The Ministry of Natural Resources and Climate Change through the Department of Climate Change and Meteorological Services says the dry spell which has hit most parts of Malawi, will extend to Tuesday next week, December 12, 2023.
This is contained in a Thursday statement from the ministry and the MET department which is about the prolonged dry spells prevailing in southern Malawi and many other areas.
The statement which indicates that the dry spell is moderate in most parts but severe in Shire Valley areas, also states that the dryness is expected to go up to Tuesday but said it may even exceed to more days in some affected areas.
“Malawi is experiencing a prolonged dry spell especially the Southern and parts of the Central region. The dryness is moderate over many places but severe conditions are along the Shire Valley.
“The dry spell is expected to extend to Tuesday next week though there are chances that some places may exceed to more days. However, the northern and lakeshore areas are expected to continue experiencing isolated thunderstorms with rain,” reads part of the statement.

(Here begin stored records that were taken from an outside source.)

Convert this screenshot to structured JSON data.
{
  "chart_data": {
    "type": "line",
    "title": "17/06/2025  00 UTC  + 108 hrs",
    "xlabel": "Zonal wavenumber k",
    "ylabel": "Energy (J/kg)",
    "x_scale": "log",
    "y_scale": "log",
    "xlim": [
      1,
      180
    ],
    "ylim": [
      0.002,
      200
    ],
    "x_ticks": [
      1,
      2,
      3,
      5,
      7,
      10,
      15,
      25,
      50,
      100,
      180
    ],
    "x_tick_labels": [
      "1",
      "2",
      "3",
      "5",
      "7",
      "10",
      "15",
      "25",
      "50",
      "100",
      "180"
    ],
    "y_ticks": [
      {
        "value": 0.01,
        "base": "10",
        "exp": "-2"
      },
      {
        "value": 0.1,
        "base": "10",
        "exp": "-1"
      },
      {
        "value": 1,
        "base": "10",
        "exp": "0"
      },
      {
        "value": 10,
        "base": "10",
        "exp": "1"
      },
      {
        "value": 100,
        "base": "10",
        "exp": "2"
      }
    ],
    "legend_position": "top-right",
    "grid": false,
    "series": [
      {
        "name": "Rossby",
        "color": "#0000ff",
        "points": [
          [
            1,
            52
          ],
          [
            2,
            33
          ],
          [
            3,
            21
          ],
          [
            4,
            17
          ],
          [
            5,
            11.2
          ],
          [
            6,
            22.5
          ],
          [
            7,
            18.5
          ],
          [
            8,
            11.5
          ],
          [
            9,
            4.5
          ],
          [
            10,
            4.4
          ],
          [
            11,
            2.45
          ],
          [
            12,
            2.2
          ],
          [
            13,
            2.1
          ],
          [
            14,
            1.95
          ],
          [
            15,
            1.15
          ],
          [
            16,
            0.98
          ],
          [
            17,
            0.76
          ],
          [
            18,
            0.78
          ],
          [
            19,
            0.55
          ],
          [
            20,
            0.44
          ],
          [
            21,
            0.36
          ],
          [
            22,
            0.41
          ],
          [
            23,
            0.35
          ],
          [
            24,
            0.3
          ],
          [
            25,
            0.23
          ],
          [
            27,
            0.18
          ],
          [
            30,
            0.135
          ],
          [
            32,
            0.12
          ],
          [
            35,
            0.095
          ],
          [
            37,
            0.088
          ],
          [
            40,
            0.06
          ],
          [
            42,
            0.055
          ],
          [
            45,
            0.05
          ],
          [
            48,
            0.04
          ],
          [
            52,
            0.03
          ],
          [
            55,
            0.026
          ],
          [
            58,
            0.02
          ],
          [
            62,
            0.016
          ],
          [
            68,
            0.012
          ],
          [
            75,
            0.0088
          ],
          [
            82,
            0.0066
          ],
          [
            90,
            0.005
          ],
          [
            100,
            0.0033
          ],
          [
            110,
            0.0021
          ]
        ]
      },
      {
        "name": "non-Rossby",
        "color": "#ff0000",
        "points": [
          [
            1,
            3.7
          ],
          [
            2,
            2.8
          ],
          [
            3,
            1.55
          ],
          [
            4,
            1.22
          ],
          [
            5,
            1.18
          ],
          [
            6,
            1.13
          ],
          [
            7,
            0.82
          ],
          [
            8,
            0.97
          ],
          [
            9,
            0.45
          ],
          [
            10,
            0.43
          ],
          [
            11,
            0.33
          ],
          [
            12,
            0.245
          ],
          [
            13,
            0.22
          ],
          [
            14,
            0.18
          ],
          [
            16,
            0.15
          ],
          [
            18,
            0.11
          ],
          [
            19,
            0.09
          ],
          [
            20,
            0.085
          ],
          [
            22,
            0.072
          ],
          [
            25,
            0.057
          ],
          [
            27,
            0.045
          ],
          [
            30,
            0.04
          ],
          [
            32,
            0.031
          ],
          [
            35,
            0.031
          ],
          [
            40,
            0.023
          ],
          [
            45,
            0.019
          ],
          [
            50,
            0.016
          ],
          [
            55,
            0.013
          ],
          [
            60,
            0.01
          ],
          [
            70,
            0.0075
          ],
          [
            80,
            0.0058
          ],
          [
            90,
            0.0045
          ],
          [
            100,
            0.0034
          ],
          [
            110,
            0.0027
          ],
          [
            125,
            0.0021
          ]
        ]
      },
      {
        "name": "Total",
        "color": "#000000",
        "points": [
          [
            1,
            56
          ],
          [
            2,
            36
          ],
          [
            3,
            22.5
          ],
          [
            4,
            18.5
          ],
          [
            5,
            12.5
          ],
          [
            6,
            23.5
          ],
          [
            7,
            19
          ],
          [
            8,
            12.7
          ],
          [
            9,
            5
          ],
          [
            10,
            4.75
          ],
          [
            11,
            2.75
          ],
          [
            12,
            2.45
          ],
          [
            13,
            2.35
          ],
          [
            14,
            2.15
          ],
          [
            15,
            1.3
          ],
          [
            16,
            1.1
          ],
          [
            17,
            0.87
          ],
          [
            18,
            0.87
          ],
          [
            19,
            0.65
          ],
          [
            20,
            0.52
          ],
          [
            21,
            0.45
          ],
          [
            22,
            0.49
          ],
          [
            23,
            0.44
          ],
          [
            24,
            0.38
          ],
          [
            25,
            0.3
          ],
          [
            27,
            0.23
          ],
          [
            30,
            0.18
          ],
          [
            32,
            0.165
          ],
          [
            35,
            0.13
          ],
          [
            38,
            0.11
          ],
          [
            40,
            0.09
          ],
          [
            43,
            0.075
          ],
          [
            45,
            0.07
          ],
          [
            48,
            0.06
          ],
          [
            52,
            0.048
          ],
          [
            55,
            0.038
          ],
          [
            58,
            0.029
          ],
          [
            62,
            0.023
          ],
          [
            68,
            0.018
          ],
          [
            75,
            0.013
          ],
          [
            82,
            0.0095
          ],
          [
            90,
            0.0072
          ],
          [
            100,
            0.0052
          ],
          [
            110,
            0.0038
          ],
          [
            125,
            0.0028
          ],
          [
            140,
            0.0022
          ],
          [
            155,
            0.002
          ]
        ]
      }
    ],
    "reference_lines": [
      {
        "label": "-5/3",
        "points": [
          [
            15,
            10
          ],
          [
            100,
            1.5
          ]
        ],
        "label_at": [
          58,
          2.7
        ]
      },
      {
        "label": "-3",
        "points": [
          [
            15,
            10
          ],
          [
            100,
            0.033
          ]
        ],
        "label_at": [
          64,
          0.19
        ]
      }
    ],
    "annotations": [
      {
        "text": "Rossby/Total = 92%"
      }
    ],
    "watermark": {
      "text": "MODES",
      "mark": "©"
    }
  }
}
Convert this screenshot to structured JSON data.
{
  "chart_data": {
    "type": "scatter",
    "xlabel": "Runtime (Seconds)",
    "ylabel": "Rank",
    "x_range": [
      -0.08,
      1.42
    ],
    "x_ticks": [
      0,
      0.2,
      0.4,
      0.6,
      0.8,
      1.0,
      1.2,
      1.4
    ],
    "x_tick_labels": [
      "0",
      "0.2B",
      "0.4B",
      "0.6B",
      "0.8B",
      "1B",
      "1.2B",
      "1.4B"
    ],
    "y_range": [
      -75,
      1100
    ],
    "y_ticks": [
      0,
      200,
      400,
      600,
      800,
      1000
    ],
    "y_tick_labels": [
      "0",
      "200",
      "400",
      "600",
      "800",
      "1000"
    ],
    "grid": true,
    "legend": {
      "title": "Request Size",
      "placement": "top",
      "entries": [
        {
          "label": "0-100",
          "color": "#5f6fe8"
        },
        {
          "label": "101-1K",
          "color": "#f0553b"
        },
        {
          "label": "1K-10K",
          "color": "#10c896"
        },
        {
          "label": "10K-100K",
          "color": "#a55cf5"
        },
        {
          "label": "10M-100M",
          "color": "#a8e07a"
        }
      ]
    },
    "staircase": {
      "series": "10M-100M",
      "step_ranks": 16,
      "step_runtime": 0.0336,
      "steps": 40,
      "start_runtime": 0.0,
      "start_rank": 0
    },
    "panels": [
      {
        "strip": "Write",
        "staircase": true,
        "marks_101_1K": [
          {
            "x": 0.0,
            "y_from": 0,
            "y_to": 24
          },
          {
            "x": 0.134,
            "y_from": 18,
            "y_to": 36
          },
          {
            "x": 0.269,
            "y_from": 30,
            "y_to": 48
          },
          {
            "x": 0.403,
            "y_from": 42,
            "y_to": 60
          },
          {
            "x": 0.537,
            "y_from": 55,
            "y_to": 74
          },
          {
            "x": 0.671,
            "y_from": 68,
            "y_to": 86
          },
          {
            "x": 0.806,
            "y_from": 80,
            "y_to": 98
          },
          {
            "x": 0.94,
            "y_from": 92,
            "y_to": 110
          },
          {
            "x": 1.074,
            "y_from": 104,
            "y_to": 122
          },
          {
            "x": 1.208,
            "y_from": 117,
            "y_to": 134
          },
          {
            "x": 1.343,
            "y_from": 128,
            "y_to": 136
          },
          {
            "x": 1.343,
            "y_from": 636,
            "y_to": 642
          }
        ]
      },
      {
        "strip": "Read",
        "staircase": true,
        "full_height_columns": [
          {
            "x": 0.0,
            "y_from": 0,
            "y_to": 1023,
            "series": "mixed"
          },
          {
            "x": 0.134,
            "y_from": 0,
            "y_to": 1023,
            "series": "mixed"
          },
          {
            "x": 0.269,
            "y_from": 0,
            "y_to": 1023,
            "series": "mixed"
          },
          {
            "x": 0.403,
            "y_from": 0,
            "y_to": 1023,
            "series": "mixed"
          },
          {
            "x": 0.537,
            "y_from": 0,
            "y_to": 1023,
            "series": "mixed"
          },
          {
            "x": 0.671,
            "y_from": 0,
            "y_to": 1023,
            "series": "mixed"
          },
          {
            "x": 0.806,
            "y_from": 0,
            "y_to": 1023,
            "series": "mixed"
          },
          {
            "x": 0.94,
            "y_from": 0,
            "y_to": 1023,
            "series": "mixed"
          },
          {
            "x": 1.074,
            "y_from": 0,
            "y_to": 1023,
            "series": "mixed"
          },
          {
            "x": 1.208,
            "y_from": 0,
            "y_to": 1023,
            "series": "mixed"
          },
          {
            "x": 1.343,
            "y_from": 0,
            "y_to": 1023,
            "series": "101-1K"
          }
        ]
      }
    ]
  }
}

The ministry together with the MET department, further stipulated that the prolonged dry spells being experienced now are also being accompanied by excessive temperatures and has therefore, advised the general public to implement agricultural practices that retain soil moisture.
The statement has further reminded people that the seasonal forecast that was issued prior to the beginning of the 2023/2024 rainfall season, indicated the high chance of Malawi receiving normal to below-normal rainfall amounts across the country and the possibility of delayed onset exceeding two weeks was also highlighted.
The department added that from observations from 1 October, the rainfall onset has set in many places though in some areas it was a false onset while in others the onset was superseded by the prolonged dry spells.
According to MET, October had below normal rainfall over the northern areas while the scenario changed in the month of November, where the drier conditions were more in central and southern.
It is also reported that a typical El Niño season suppresses rainfall in Southern Africa and enhances rainfall over Eastern Africa and Malawi being in the transition zone, sometimes southern Malawi behaves like the Southern Africa and Northern Malawi like Eastern Africa, though the delineation boundary varies from year to year.